Coronavirus: TV and film sectors ‘need government help’
Independent drama production in Wales will be unable to restart after the pandemic without UK government support, industry leaders have said.
Bad Wolf Studios in Cardiff, which produced His Dark Materials, said resuming would be expensive, with questions over the affordability of insurance.
The firm said “it’s going to be tough”.
The UK government said it was “working closely” with the film and TV industry to address concerns about insurance.
The Welsh Government said it was “committed to doing everything possible” to support the sector.
Bad Wolf was in the middle of filming the last episode of the second series of His Dark Materials when lockdown struck.
“It was a real shock. It got to a situation where due to social distancing we couldn’t carry on filming,” said Natasha Hale, Bad Wolf’s chief operating officer.
“We were kind of forced into that decision we had to keep our crew safe, and our cast safe. We had to stop filming, which was hugely, hugely disappointing for everybody, and extremely costly.”
She said the company were able to furlough half of the 150 freelancers working on the show, but the other half were given their notice.
“It was a huge blow,” she said.
Bad Wolf is aiming to restart filming with series three of A Discovery of Witches in September, with health and safety being the top priority, but accommodating social distancing will not come cheap.
However, the biggest concern for Bad Wolf and other independent companies is insurance to protect them from another lockdown.
Ms Hale added: “If we have to stop production or if we have to leave the production totally, there is no insurance and who is going to take responsibility for that? We don’t know yet.
“I think really the government are going to have to do something because I’m not sure how productions are really going to get back on their feet without some kind of support on the lack of insurance.”
Teledwyr Annibynnol Cymru (TAC), a body which represents independent television companies in Wales, said the extra cost of implementing safety procedures would fall on small, independent companies.
Chief executive, Luned Whelan said: “As guidelines are put in place for safety on set there will be additional costs and those costs are going to be considerable and they’re going to fall on the producer.”

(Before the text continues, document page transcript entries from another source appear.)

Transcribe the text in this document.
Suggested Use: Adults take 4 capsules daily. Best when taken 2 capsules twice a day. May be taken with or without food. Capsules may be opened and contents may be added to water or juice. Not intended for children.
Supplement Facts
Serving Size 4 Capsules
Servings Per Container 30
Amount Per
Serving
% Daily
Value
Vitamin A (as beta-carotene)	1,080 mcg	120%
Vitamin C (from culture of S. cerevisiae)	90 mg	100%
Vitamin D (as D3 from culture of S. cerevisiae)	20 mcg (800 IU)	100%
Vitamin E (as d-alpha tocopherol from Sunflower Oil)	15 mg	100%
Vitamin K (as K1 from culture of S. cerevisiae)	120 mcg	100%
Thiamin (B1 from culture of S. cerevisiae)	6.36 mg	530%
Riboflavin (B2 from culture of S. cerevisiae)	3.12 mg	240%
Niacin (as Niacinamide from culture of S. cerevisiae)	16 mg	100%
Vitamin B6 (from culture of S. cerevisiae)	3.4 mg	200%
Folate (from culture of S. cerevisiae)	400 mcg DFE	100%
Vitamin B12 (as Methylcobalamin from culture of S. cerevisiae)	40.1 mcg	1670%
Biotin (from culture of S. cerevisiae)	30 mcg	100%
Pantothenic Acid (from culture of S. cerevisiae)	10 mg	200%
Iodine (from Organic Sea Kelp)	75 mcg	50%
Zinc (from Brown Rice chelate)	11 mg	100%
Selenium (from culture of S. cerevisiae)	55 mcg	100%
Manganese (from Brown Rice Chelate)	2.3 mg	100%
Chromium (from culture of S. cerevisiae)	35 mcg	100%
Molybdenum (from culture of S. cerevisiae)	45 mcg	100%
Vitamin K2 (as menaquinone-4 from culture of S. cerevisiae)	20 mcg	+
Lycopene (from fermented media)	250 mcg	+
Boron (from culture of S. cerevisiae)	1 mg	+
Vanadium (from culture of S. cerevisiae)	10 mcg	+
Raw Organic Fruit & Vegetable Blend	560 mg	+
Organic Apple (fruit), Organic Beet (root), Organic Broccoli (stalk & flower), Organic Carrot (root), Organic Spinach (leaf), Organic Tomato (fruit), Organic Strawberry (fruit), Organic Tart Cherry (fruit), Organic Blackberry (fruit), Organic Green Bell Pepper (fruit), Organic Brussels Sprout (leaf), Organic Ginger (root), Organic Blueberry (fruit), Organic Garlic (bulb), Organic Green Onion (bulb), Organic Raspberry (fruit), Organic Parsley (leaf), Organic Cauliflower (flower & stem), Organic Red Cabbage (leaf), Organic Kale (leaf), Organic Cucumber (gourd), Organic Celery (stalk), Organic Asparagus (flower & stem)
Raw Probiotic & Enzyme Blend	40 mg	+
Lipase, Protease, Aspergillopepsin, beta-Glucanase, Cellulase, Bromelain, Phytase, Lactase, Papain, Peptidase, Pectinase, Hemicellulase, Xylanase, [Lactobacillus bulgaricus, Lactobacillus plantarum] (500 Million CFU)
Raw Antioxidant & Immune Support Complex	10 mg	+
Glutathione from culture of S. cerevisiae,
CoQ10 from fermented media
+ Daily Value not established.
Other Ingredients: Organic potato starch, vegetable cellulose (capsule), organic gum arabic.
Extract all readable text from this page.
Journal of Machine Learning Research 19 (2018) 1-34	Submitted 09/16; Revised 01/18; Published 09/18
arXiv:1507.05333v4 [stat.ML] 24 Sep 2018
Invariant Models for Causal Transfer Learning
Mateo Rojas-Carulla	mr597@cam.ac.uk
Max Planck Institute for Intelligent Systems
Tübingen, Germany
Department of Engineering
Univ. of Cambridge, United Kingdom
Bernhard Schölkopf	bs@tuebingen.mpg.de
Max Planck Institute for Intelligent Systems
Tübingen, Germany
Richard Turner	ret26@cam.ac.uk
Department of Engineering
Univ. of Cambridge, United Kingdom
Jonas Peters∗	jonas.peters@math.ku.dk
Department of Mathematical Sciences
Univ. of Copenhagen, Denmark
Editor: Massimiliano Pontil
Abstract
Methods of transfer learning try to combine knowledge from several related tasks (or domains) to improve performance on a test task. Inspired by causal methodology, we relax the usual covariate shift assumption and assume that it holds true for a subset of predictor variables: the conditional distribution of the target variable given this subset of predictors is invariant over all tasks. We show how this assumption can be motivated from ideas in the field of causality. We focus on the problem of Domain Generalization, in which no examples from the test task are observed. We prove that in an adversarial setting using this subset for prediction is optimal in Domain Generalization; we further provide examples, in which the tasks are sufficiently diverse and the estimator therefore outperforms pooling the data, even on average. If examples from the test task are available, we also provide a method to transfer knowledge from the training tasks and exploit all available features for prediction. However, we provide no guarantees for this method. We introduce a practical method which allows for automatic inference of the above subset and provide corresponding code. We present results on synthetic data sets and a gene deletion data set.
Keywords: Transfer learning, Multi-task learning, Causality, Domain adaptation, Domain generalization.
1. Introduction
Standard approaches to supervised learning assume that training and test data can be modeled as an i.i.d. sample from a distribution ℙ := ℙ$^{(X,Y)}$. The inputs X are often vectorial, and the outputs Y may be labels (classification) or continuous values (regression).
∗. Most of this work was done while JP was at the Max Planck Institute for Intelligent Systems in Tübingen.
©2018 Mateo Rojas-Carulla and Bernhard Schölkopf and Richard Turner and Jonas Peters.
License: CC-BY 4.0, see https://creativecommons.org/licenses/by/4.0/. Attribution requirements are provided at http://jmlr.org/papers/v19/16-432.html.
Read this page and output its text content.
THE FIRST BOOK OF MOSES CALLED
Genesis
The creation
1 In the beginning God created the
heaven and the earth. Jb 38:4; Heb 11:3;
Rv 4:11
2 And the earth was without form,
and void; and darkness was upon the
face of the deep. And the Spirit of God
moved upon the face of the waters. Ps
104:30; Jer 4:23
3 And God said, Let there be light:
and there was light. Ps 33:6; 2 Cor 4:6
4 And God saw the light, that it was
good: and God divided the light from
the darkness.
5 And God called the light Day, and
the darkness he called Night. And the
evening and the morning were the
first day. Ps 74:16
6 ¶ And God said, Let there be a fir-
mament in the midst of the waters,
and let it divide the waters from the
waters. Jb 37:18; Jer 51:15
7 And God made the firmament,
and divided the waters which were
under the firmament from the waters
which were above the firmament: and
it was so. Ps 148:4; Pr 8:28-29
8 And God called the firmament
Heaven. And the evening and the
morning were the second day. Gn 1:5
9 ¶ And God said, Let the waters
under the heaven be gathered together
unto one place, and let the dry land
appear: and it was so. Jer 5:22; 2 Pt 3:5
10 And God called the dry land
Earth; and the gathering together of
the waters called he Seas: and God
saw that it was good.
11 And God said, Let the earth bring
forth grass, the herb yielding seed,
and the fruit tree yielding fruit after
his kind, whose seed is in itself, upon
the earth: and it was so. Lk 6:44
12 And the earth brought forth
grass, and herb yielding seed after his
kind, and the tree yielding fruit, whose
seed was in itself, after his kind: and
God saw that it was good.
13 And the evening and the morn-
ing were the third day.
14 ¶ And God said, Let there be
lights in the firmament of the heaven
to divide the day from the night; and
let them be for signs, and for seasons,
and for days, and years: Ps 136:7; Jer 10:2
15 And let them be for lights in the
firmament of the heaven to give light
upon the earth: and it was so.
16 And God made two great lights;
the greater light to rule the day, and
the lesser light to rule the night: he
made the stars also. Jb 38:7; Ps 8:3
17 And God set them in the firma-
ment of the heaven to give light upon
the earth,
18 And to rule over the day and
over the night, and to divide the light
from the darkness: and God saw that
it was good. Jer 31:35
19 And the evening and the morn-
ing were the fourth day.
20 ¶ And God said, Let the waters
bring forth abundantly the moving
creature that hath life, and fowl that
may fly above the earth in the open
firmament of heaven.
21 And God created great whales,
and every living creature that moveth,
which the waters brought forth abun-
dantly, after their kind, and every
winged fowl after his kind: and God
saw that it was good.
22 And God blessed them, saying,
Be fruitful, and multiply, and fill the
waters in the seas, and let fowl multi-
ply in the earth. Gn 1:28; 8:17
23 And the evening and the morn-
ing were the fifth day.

Simon Curtis from Equity, the trade union for performers and creative practitioners, said most of its members “would love to be back at work” but the biggest difficulty was “making sure that it’s safe to return”.
On the set of Pobol y Cwm, the BBC’s longest-running TV soap, discussions are ongoing about how to return to filming.
The series’ producer, Nest Gwenllian Roberts, wants production to restart as quickly as restrictions allow, but accepts recreating the intimacy of drama will be challenging.
“A soap is births, deaths and marriages and we’re still striving to achieve all that within the Covid restrictions and by keeping social distance,” she said.
A set of guidelines have been drawn up by broadcasters and Pact, the media trade association, in order to help production companies get back on set.
These include keeping everyone two metres apart, cast members applying their own make-up, equipment being sanitised between uses and reducing the number of people on set.
Mr Curtis said for some production companies, particularly in Wales, the cost of putting these measures in place may be prohibitive.
“It’s an area that the [Welsh] government has already heavily invested in, but it does bring a huge amount of return to Wales.
“So, a relatively small amount of investment now will see return in the future… I think that’s the argument we have to make”, he said.
How much money do creative industries make in Wales?
The creative industries as a whole is one of the fastest-growing sectors of the economy, according to the Welsh Government.
It has an annual turnover of more than £2.2bn and employs more than 56,000 people – an increase of 40% from 10 years ago.
The Welsh Government said its Creative Wales unit had been working with the film and TV sector during these “uncertain times”.
It said it had recently offered £300,000 development funding so “good projects can continue to be developed whilst there is a hiatus in production”.
“We have established a screen recovery group to discuss the challenges the sector is facing and we will continue to speak to the sector as the guidance is developed,” a spokesman added.
“We are committed to doing everything possible to support the resilience, creativity and partnership which is being shown by the sector.”
A spokesman from the UK government’s Department of Sport, Media and Culture said: “We are working closely with the screen sector to understand the full extent of concerns about insurance and explore ways they can be effectively addressed.”